Nevertheless, I did pray for all of them that night. It struck me as such an obviously right thing to do, but even in the moment it continued to confuse me. On my drive home I rolled all of this around in my head. On the one hand, I seemed to believe in something (or someone) to whom I could pray yet, on the other hand, I still could not bring myself to discuss conversion with my rabbi. “Why?” I asked myself. It was then that a small voice inside of me replied, “because you believe Jesus was who he said he was, and now you need to figure out what to do with that information.” That reply surprised me, but it too struck me as obviously right. And so, in that moment, I accidentally became a Christian again.

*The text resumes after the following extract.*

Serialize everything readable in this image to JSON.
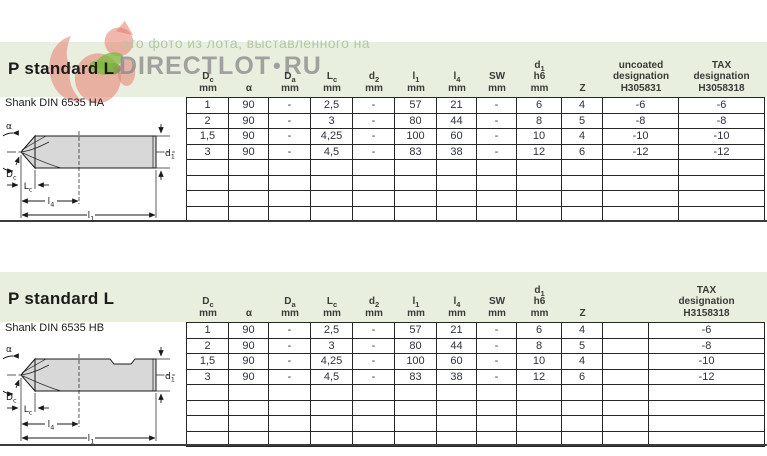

From there I attended a variety of services at a diversity of churches in order to find a new religious home. In the end, I found myself in The Episcopal Church where I felt as though I was truly experiencing church for the first time, and it was there that I was Confirmed by the Rt. Rev. Michael Curry in 2015.
In detail, part 2
Through all of this I had transferred universities and begun pursuing a BA in Religious Studies at NC State University. As I approached graduation, I found God to be calling me to continue my education, and I wanted to do something that was more theologically-focused than my undergraduate degree had been. Given that I also believed I might be being lead to ordained, vocational ministry as a career seminary seemed to make sense, but I had been unable to access the formal discernment process in my church. So, I elected to attend Union Presbyterian Seminary of my own accord (i.e., not as a postulant for Holy Orders) that fall. I also got a job serving as a lay minister on the staff of a local parish which I held for the duration of my MDiv and ThM studies at Union.

During my masters degrees I discovered a deep interest in academic theology which I hoped to pursue further via PhD/ThD work. However, my applications to US-based doctoral programs were submitted during the height of the COVID-19 pandemic and so, with an extremely competitive admissions cycle, all of my applications were unsuccessful. As a result, I sought opportunities for full-time lay ministry instead and found a job closer to home which I intended to hold for some time.
Specifically, my plan was to serve this parish while pursuing a UK-based PhD via distance. This would allow me to have my cake and eat it too, as it were. But, as a kind of longshot, I applied to one residential program: the University of St Andrews. This was because I had found myself drawn to the work of analytic theologians like those that have called and do call St Andrews home. So, I just wanted (if anything) they might offer me, but I knew that there would be no way I could actually attend without a level of financial support that is incredibly difficult for foreign students to get in the UK. Much to my surprise, they not only gave me a place in the PhD program but also offered me a generous scholarship.
After much wrestling with our options, my wife and I decided to move to Scotland so that I could attend St Andrews. Through this time I was afforded a rich array of academic opportunities as well as a supportive community in which to pursue them. As my PhD studies drew to a close I began seeking opportunities in the church, academy, and elsewhere in which I could put my blend of experience and skills to work in the service of others. After weighing a number of these, I ended up accepting a call to serve a church just a few minutes up the road from my hometown, somewhere I’ve wanted to return to for many years.

Coincidentally enough, this church was a congregation of the Evangelical Luthern Church in America, a minister of which was the first person to serve my Holy Communion once I became Christian again.